AN ANALYSIS OF RANDOM EFFECTS RESULTS OF THE NET PROFIT MARGIN (NPM) MODEL IN EXPLAINING THE RELATIONSHIP BETWEEN PROFITABILITY AND CORE COMPONENTS OF WORKING CAPITAL MANAGEMENT (A STUDY OF SELECTED MANUFACTURING COMPANIES IN NIGERIA)

Dr. Aminu Yusuf

Volume: 9 Issue: 3 2019

Abstract:

The random effect model is also called random intercepts or partial pooling model. The rationale behind random effects model is that, unlike the fixed effects model, the variation across entities is assumed to be random and uncorrelated with the predictor or independent variables included in the model This paper analyzed a total no. of 55 manufacturing companies in Nigeria. Findings from the random effects model of the Net Profit Margin (NPM)model revealed that the average collection period (ACP) and inventory conversion period (ICP) were negatively and significantly related to the net profit margin (NPM) with coefficient values of -0.6466 and -0.7807 respectively.
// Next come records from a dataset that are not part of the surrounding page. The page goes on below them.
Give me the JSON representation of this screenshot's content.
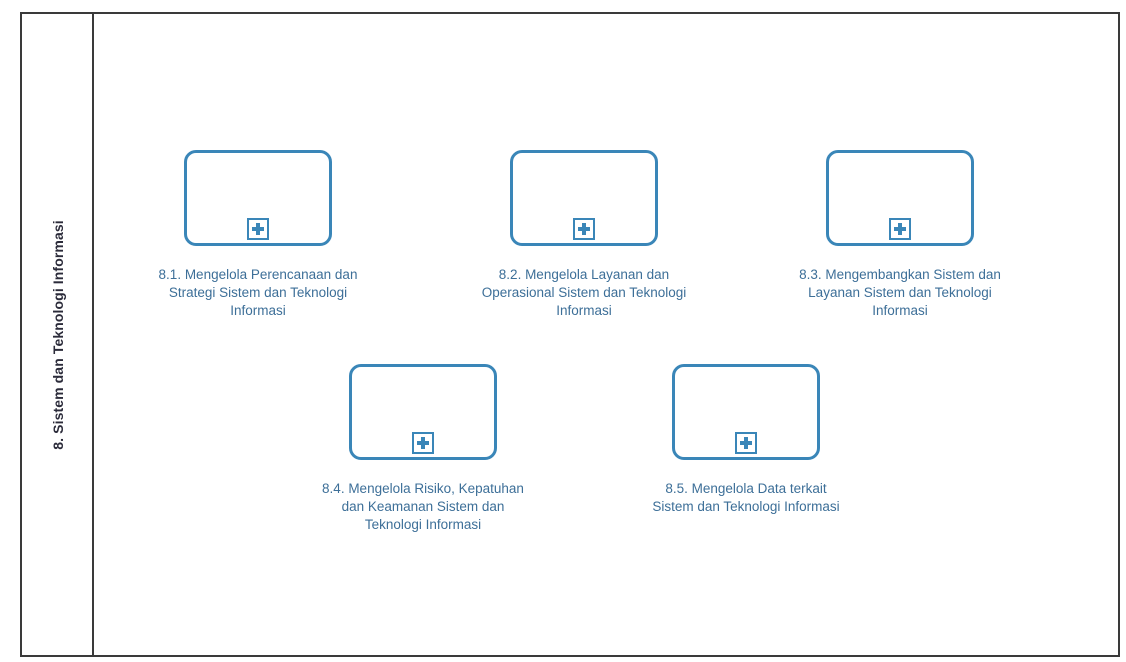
{
  "pool": {
    "lane_title": "8. Sistem dan Teknologi Informasi"
  },
  "tasks": [
    {
      "label": "8.1. Mengelola Perencanaan dan\nStrategi Sistem dan Teknologi\nInformasi"
    },
    {
      "label": "8.2. Mengelola Layanan dan\nOperasional Sistem dan Teknologi\nInformasi"
    },
    {
      "label": "8.3. Mengembangkan Sistem dan\nLayanan Sistem dan Teknologi\nInformasi"
    },
    {
      "label": "8.4. Mengelola Risiko, Kepatuhan\ndan Keamanan Sistem dan\nTeknologi Informasi"
    },
    {
      "label": "8.5. Mengelola Data terkait\nSistem dan Teknologi Informasi"
    }
  ],
  "colors": {
    "task_border": "#3a86b8",
    "label_text": "#3d6f98",
    "pool_border": "#3a3a3a"
  },
  "icons": {
    "subprocess_marker": "plus-square-icon"
  }
}
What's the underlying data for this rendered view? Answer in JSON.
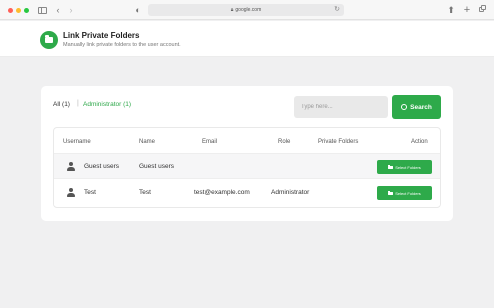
{
  "browser": {
    "url": "google.com"
  },
  "header": {
    "title": "Link Private Folders",
    "subtitle": "Manually link private folders to the user account."
  },
  "filters": {
    "all_label": "All (1)",
    "separator": "|",
    "admin_label": "Administrator (1)"
  },
  "search": {
    "placeholder": "Type here...",
    "button_label": "Search"
  },
  "table": {
    "columns": [
      "Username",
      "Name",
      "Email",
      "Role",
      "Private Folders",
      "Action"
    ],
    "rows": [
      {
        "username": "Guest users",
        "name": "Guest users",
        "email": "",
        "role": "",
        "private_folders": "",
        "action": "Select Folders"
      },
      {
        "username": "Test",
        "name": "Test",
        "email": "test@example.com",
        "role": "Administrator",
        "private_folders": "",
        "action": "Select Folders"
      }
    ]
  },
  "colors": {
    "accent": "#2eaa4a",
    "background": "#f0f0f1"
  },
  "icons": {
    "app_logo": "folder-icon",
    "search": "search-icon",
    "avatar": "user-icon",
    "action": "folder-icon"
  }
}
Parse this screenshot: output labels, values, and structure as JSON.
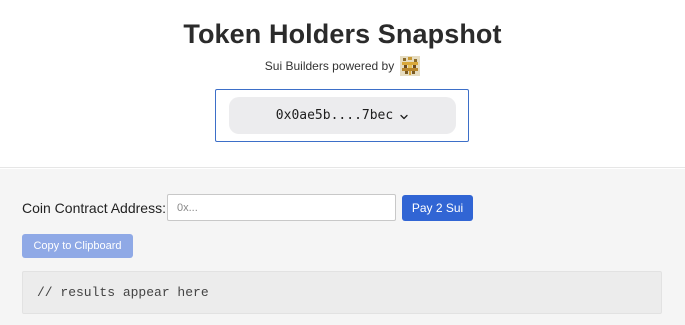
{
  "header": {
    "title": "Token Holders Snapshot",
    "subtitle": "Sui Builders powered by",
    "logo_icon": "pixel-art-logo-icon"
  },
  "wallet": {
    "address": "0x0ae5b....7bec",
    "icon": "chevron-down-icon"
  },
  "form": {
    "label": "Coin Contract Address:",
    "input_value": "",
    "input_placeholder": "0x...",
    "pay_label": "Pay 2 Sui",
    "copy_label": "Copy to Clipboard"
  },
  "results": {
    "text": "// results appear here"
  },
  "colors": {
    "primary": "#3165d4",
    "primary_disabled": "#8fa9e6",
    "wallet_border": "#3d6fc8",
    "panel_bg": "#f5f5f5"
  }
}
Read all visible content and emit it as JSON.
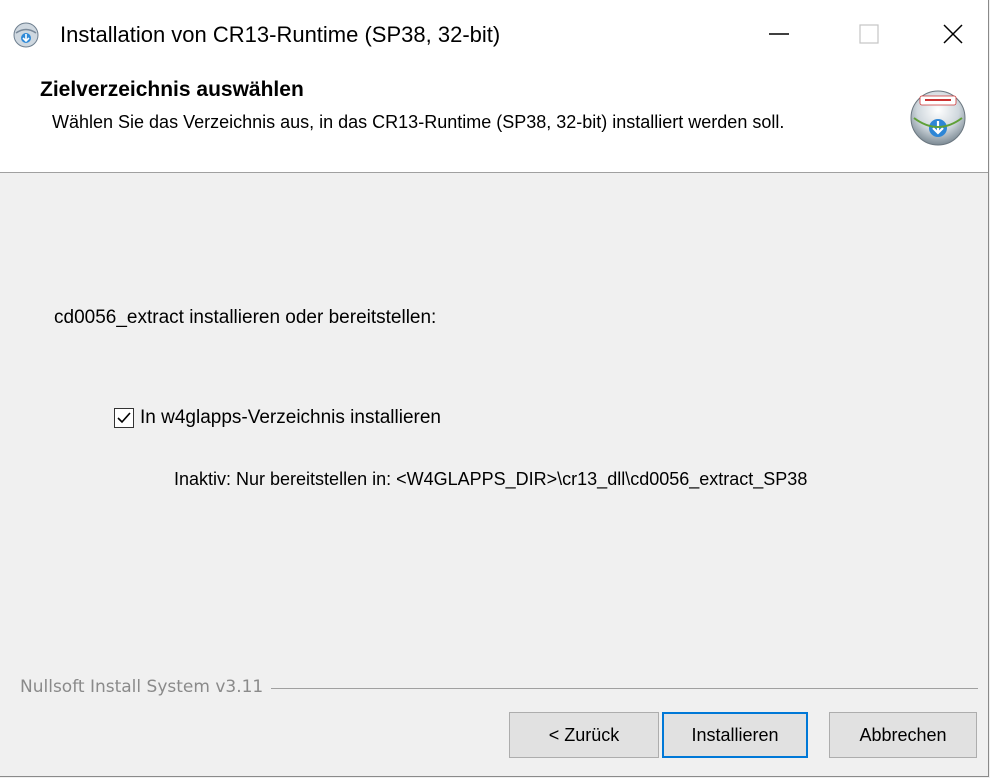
{
  "window": {
    "title": "Installation von CR13-Runtime (SP38, 32-bit)",
    "controls": {
      "minimize": "—",
      "close": "✕"
    }
  },
  "header": {
    "title": "Zielverzeichnis auswählen",
    "subtitle": "Wählen Sie das Verzeichnis aus, in das CR13-Runtime (SP38, 32-bit)  installiert werden soll."
  },
  "content": {
    "intro_label": "cd0056_extract installieren oder bereitstellen:",
    "checkbox": {
      "label": "In w4glapps-Verzeichnis installieren",
      "checked": true
    },
    "info_text": "Inaktiv: Nur bereitstellen in: <W4GLAPPS_DIR>\\cr13_dll\\cd0056_extract_SP38"
  },
  "footer": {
    "branding": "Nullsoft Install System v3.11",
    "buttons": {
      "back": "< Zurück",
      "install": "Installieren",
      "cancel": "Abbrechen"
    }
  },
  "colors": {
    "window_bg": "#f0f0f0",
    "header_bg": "#ffffff",
    "default_button_border": "#0078d7",
    "branding_text": "#8a8a8a"
  },
  "icons": {
    "app": "installer-globe-icon",
    "header": "installer-disk-icon",
    "checkmark": "checkmark-icon"
  }
}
The negative relationship connotes that, as either of these variables is low, then the NPM increases. The result also signifies that the average payment period (APP) was positively and significantly related to the net profit margin (NPM) with coefficient values of 0.6204. The result depicts that when the variable is low, then the NPM will also be low, and vice-versa. On that note, it is recommended that manufacturing companies should hasten up their accounts receivables and delay accounts payables.